Roth 401k and Roth 457 Plans

By now, many people are familiar with the basic concepts of a 401k retirement savings plan. But did you know there are different kinds of 401k plans? Do you know what a 457 plan is, or what its variation, the Roth 457 plan is? If you already have a good understanding of regular 401k plans, or traditional 401k plans, then it’s pretty easy to see the difference. If not, don’t worry, we’ll walk you through it step by step.

Standard Features 401k and 457 Plans

roth 401k and roth 457

The regular parts of a 401k plan are relatively well known. An employer must start and run the 401k plan. Contributions made to the 401k plan are traditionally made with pre-tax dollars. That means that you pay no taxes on the amounts you contribute to a 401k plan. Also, no capital gains taxes or taxes on dividends are due while the money grows inside of the 401k savings plan. In exchange, you cannot withdraw money from a 401k plan prior to age 59 1/2 except in very specific circumstances without penalty. In addition, you will have to pay taxes on the money as you withdraw it from the account. And, finally, once you turn 70 1/2 years old, you will have to start taking requirement minimum distributions (withdrawals), or RMDs from your 401k retirement plan account.

For more information about 401k rules and basics, see the 401k primer. A 457 plan works very much the same way, except they are generally only allowed for government entities, and they have some differences about withdrawing money.

Now we are moving on from Roth 457 vs Roth 401k.

Roth 401k Features

A Roth 401k is to a 401k plan, what a Roth IRA is to a traditional IRA. (Likewise, the Roth 457 retirement plan.) The main difference is between a regular 401k and a Roth 401k is that with a Roth 401k retirement plan, you do NOT make contributions with pre-tax dollars. In other words, you do get taxed on the contributions you make to a Roth 401k. However, unlike a traditional, or regular 401k plan, you do not have to pay taxes on that money, or any of its earnings, when you withdraw it, as long as the account is at least five years old.

Two other very big differences between a Roth 401k and a Roth IRA are that Roth IRA contributions are limited by income, and the maximum contribution is $17,500 per year for a Roth 401k or Roth 457, and a maximum contribution of $5,500 for a Roth IRA. (Plus, catch-up contributions if you are old enough.) You can, however, contribute the maximum to BOTH a 401k and an IRA, including Roth 401k and Roth IRA plans. Furthermore, if the plan allows it, participants can also contribute to BOTH a Roth 401k plan and a Roth 457 plan.

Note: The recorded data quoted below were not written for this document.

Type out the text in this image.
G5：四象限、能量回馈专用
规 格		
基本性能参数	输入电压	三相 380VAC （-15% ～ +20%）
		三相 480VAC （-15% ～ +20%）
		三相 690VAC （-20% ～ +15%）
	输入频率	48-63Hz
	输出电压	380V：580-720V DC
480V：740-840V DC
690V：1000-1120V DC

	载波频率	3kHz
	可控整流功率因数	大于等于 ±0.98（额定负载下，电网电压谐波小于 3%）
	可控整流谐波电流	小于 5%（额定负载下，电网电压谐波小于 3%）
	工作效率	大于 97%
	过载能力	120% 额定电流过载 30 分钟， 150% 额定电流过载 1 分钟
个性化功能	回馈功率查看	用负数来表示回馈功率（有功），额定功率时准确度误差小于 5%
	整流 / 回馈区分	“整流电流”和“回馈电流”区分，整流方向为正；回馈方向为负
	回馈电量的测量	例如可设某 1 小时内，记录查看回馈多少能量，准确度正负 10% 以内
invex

There is one very big difference between Roth 401k plans and Roth IRAs. Required Minimum Distributions, or RMDs do not apply to Roth IRA plans. However, RMDs do apply to all employer sponsored retirement plans, including Roth 401k and Roth 457 plans.

Company Specific 401k Plan Rules

One thing that is less well-known, is that while the basics, and the tax rules of a 401k plan are defined by law and the IRS tax code, there are many parts and features of 401k plans, and 457 plans, which are left to the discretion of the employer in how they want the plan to be set up. For example, individual 401k plans may, or may not, offer in-service withdrawals for employees who still work for the company.

The State of Colorado recently decided to offer Roth 401k plans and Roth 457 plans to state employees who are PERA members. In California many governments (SFMTA, BART, SFERS) offer Roth 457 and traditional 457 plans.

2 thoughts on “Roth 401k and Roth 457 Plans”

  1. Can I contribute the maximum to a Roth 401(k) as well as the maximum to a Roth 457(b) – ie, $37,000 in total to these Roth accounts?